Industry representatives, regional experts, academics and EU officials held the first public meeting of the research group: “Infrastructure needs of an EU industrial transformation towards deep decarbonisation.” The initiative aims to identify what infrastructure will be needed to meet energy and carbon-intensive industrial areas’ new demands for electricity and hydrogen.
This initial workshop was held at the European Institute of Innovation and Technology (EIT) House on 13 June, as part of the activities of EIT Climate-KIC’s Re-Industrialiseflagship programme, which supports high-emitting regions efforts to transition to low-carbon innovation hotspots.
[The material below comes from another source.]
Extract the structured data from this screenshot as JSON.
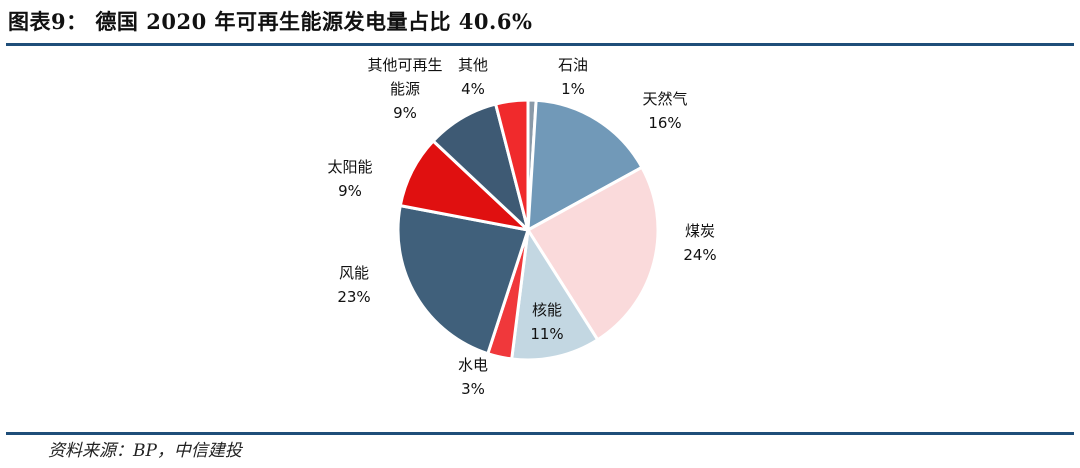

The study is carried out by the Wuppertal Institute for Climate, Environment and Energy (WI), with the support of the European Climate Foundation (ECF).
The event brought key stakeholders – including representatives from the ECF, the European Commission and energy-intensive industries, among others – together to agree on several hot spots (high-emitting regions where there is a need for decarbonisation technology) and conduct an initial exploration of what the needs of these regions would be in terms of infrastructure.
Further workshops will then be held to further engage stakeholders and refine the approach, leading to a final report which will be published by the end of the year. The planned report will detail the infrastructure to be deployed at a regional level to decarbonise industry and help reach the overall total decarbonisation goal by 2050 as set out in the Paris Agreement.
Investing in infrastructure to meet climate goals
Participants agreed that the transition to a greenhouse gas emission-free industry in Europe will require a vast effort of electrification, as highlighted by keynote speaker Cedric Philibert, Energy and Climate Change Analyst at the International Energy Agency (IEA), who pointed out that the latest IEA projections focus more on electrification and less on Carbon Capture and Storage (CCS) technology.
His presentation also detailed hydrogen and renewable energy sources, as well as the potential of combining biomass and hydrogen.
Frank Merten who co-heads the Wuppertal Institute’s research group on systems and infrastructures reminded the audience of the importance of the group’s work, as the infrastructure investments for both CCS and electrification would have to begin now for there to be any chance of reaching the Paris Agreement’s 2050 decarbonisation goal, due to the length of industrial cycles.
Identifying key areas
Specific industrial regions with high concentrations of industries like steel, chemicals and cement were identified and illustrated by Clemens Schneider, a senior expert at Wuppertal Institute. Not least among them is the triangle formed by Antwerp, Rotterdam and Cologne, which alone accounts for 40 per cent of the European petrochemical industry and by some accounts represents the highest concentration of heavy industrial plants.
Other regions mentioned were the Provence-Alpes-Côte d’Azur (PACA) region in France and the Midlands in the United Kingdom, as well as the coal-mining region including the southern geography of Poland and northern regions of Czechia, where several primary steel production plants are located.
The workshop highlighted that individual regions will probably want to specialise more in renewable energy sources (RES) use or CCS, depending on their local conditions.
Crucially, the ‘Infrastructure needs of an EU industrial transformation towards deep decarbonisation’ initiative fits into a more global transitioning effort, summed up by Ada Marmion, Manager of the Re-Industrialise flagship at EIT Climate-KIC:
“This important study on infrastructure needs for Industry decarbonisation is, in fact, a piece of a larger puzzle. We at the EIT Climate-KIC also look at investment aspects to make this new infrastructure a reality. We also consider social impact and impact on employment, and consequences for future generations.”